My friend and former parishioner Vernon Mason died this week. Vern was a real treasure. I hope that every minister of the gospel has had a person like Vern in each place they have served – I have been so fortunate to have people like him alongside me in each pastorate. Vern was the person more than any other, at St Andrew’s Presbyterian Church in Gore, who was a friend and confidant as well as parish member. In a season when ministers were being encouraged to be professional and to ‘keep the lines clear’, I was fortunate to have a companion who allowed me to be me – he did so without feeling compromised by the different responsibilities we held – he was blessedly free – comfortable in his own skin and therefore able to enter a level of calm that enabled him to be trusted. Vern was a respected elder in the church – a person who did not seek or need to be noticed in the role, and therefore someone with the capacity to befriend the minister and provide a range of ways of being supportive and do so without fanfare. With his treasure of a wife, Joyce, Vern offered me and my family hospitality, practical and understated spiritual support, a listening ear, a place of refuge/sanctuary, and time out on the golf course where he allowed me to vent… something I needed to do from time to time. I never felt judged, only supported and embraced. He was also very wise and quite funny… he had the ability to play with the things hovering around me that seemed so serious; he taught me to see the big picture and to not take myself or the situations before me, too seriously. He was one of those people who discovered how to walk on the earth lightly – I have a feeling that these sort of people are those who Jesus describes as the meek who will inherit the earth… the people who actually get to live life in its fullness… the kind of people who are truly free. I think he was both extraordinary and ordinary… extraordinary in his ordinariness… one of life’s treasures. He is among a small group of men who have been my closest mentors in life and I have long mourned the loss of him as a regular presence in my life.

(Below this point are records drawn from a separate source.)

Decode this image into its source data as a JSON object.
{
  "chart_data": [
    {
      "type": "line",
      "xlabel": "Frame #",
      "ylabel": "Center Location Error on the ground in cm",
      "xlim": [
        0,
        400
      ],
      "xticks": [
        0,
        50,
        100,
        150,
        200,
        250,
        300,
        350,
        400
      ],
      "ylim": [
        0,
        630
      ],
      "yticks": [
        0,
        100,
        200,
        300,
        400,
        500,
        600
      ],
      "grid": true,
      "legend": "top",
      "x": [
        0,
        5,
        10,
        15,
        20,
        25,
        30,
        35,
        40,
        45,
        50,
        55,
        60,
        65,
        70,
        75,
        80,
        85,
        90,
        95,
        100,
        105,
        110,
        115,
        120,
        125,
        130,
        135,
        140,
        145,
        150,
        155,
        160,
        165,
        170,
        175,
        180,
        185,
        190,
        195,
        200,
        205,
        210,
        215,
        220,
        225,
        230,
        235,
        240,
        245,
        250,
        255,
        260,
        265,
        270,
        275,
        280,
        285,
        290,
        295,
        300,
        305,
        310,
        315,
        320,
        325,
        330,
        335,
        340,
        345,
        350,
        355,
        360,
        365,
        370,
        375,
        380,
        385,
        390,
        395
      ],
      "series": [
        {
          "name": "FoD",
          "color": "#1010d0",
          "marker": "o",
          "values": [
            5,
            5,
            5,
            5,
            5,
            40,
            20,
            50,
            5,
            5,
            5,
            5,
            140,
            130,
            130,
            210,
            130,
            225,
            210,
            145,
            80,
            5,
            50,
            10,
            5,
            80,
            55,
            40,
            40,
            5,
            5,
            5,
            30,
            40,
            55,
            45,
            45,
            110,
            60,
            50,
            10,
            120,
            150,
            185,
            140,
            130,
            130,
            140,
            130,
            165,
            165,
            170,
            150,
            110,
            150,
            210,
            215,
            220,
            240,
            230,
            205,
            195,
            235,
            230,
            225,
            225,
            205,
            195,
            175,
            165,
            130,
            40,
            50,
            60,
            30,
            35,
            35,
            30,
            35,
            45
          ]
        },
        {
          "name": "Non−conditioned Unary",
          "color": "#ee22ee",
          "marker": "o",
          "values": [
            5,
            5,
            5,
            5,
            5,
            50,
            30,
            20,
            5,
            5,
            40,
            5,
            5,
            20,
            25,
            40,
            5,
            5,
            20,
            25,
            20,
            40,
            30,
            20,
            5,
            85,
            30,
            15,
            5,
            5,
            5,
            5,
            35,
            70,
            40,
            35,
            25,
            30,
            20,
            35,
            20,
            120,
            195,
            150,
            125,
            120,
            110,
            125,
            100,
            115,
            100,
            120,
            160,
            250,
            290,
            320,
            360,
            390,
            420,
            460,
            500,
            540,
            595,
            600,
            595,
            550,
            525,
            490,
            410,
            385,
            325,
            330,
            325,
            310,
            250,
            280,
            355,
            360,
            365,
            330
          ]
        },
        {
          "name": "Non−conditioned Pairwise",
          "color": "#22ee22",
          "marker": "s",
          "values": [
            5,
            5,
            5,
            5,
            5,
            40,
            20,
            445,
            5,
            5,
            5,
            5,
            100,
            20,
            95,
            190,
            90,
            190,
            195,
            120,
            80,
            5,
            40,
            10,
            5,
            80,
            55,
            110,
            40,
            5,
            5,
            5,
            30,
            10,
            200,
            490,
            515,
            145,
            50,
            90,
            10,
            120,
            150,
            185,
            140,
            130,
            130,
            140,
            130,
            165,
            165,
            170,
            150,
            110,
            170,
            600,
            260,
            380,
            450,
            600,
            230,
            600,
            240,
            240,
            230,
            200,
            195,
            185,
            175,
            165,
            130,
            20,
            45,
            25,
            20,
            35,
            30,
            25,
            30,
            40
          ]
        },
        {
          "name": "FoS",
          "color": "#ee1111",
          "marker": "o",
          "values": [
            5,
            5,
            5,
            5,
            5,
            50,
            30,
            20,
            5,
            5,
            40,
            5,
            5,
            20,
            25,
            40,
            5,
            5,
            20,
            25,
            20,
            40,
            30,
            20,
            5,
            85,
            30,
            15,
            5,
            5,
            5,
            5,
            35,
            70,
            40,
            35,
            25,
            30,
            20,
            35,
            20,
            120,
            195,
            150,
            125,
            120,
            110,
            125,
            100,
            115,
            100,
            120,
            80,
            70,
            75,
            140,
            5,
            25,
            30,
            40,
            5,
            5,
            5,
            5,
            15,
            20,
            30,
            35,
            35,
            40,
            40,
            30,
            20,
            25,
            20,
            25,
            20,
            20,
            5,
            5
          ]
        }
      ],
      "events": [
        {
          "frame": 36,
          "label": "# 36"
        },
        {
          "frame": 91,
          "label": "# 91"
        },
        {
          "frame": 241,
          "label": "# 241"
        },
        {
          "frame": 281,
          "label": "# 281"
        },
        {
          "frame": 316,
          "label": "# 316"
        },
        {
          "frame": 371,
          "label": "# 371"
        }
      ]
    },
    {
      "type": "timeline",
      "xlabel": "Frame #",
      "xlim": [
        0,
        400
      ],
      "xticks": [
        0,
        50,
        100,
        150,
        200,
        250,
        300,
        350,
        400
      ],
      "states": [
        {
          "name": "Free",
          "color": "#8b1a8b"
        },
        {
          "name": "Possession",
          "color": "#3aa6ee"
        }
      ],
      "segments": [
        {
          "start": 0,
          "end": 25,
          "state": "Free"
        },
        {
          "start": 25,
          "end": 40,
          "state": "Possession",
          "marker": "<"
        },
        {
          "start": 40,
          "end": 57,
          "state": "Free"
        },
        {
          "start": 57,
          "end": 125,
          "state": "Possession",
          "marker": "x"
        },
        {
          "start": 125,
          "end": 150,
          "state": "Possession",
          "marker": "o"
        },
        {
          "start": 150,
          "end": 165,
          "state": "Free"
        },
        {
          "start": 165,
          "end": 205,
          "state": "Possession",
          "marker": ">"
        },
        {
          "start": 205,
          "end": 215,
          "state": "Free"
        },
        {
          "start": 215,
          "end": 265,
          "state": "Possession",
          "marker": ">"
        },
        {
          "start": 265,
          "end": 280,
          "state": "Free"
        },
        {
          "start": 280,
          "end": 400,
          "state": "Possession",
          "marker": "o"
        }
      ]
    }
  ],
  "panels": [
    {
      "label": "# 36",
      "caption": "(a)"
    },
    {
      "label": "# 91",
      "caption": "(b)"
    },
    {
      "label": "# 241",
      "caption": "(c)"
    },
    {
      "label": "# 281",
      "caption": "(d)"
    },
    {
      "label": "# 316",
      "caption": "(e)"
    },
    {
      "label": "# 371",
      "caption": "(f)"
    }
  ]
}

Vern and Joyce were the people who I found hardest to leave when I moved on, and even then, I did not feel judged. He was selfless in his encouragement.
I talked to him last week – he relayed a story that illustrates his playful humour… he said “Martin, do you remember me telling you on the golf course one day that I hoped to get to 83 years old and dying after being shot my an angry husband? Well, I have got to 83, but I think I might need a manual to find out how to do what it is that would cause an angry husband to shoot me!”
Farewell Vern you gracious and generous man. Thanks for modelling for me the kind of life that I was trying to preach about!